This morning I woke up with a bloody eye. Yes that’s a little extreme of a description, but the word “popped blood vessel” just doesn’t seem to capture my horror upon looking at myself in the mirror today. To introduce myself: My name is Mary and I’m 25 years old. I’m a Sagittarius, I hate asparagus, and up until just a few months ago, I had a whole different plan for life.
In August of last year, having a great job with wonderful career potential, I got married to the love of my life, Matt. We planned that we would enjoy the precious first years of marriage as DINKS. We were going to have lavish cocktail parties, join a flag football team, get out of debt with the Dave Ramsey plan, save some money and possibly take some of Rick Steve’s advice and go to Venice. ZOOM forward to December. It’s my 25th birthday, and I just so happen to swing by Walgreen's for some nail polish and an E.P.T. test: just to make sure. But to my surprise, that second line… which never showed up (I always sort of secretly wished it would show up by accident as a teenager) was right there staring at me with its little pink eyes. Which, to add ambivalence to an already confusing moment, meant that I could not enjoy my favorite glass of wine I had so been looking forward to that week. And for a wine lover… you actually forget the joyous reason why you can’t have your Syrah in the first place, and for just a minute, you pout.

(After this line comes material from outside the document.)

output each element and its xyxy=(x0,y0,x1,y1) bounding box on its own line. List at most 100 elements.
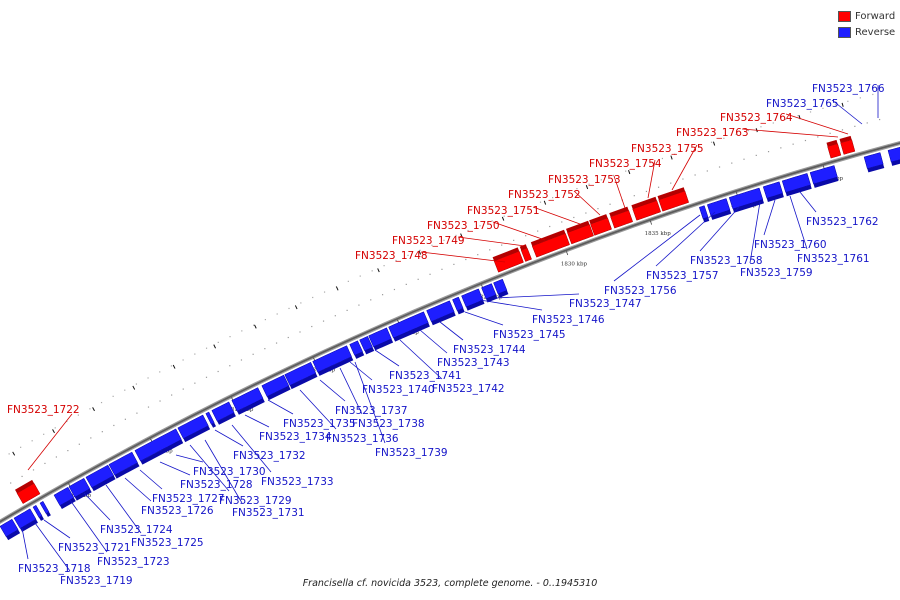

And boy did I pout. But not just because I had to cancel my wine club membership or that I was about to gain some serious poundage: I was scared. See, I was not the woman who ran to the drugstore every month to get a pregnancy test, drove home in hopeless anticipation and cried when it came up negative. I desperately wanted to be a mom, but LATER. Despite the fact that I did jump up and down and giggle when the second faint pink line appeared, this was not the right time. I was not ready. I was freaking out!
Here I am today, eight months later. I’m pleased to say that I’m so excited for my little boy to come into the world that I could pee my pants. Hypothetically, of course… But the drama has just begun.

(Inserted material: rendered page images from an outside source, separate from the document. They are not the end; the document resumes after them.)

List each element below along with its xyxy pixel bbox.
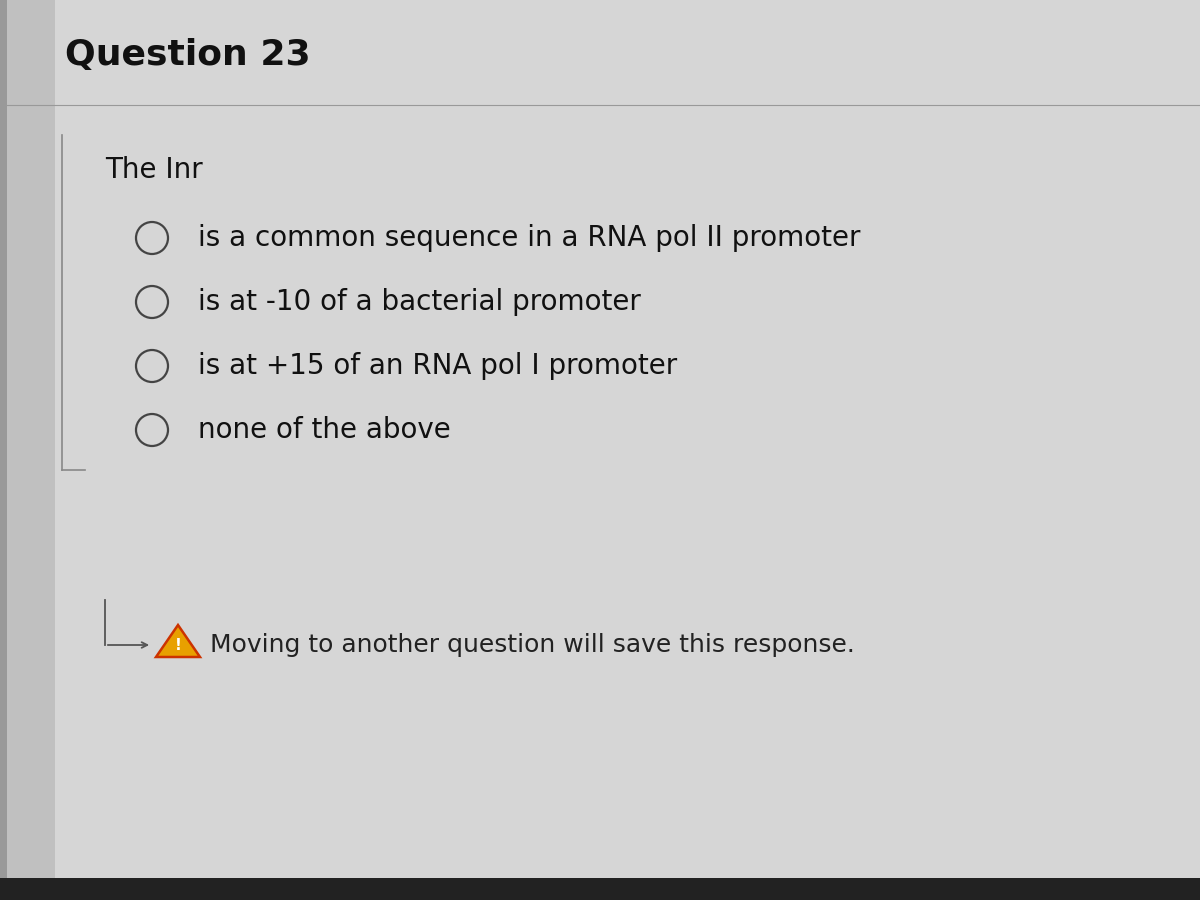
Text: Moving to another question will save this response.: Moving to another question will save thi… — [210, 633, 854, 657]
Polygon shape — [156, 625, 200, 657]
Bar — [0, 878, 1200, 900]
Text: is a common sequence in a RNA pol II promoter: is a common sequence in a RNA pol II pro… — [198, 224, 860, 252]
Text: is at +15 of an RNA pol I promoter: is at +15 of an RNA pol I promoter — [198, 352, 677, 380]
Text: none of the above: none of the above — [198, 416, 451, 444]
Text: The Inr: The Inr — [106, 156, 203, 184]
Text: Question 23: Question 23 — [65, 38, 311, 72]
Bar — [0, 0, 55, 900]
Text: is at -10 of a bacterial promoter: is at -10 of a bacterial promoter — [198, 288, 641, 316]
Text: !: ! — [174, 638, 181, 653]
Bar — [0, 0, 7, 900]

Example: this morning I woke up with a bloody eye. That’s because last night, I had morning sickness. Yes. Last night… at 36 weeks pregnant. Something that nobody tells you is that you actually get morning sickness again in your 9th month. Hello SURPRISE! One minute I’m waiting for the last hour of my work day to end, munching on my favorite apple… the next… I’m throwing my purse on the floor in a frenzied rush to the toilet. Toilet meets face = eye explodes.
So this is me. Life is changing: for the better I imagine, but changing nonetheless. And these are the stories of my metamorphosis from Hot to Momma.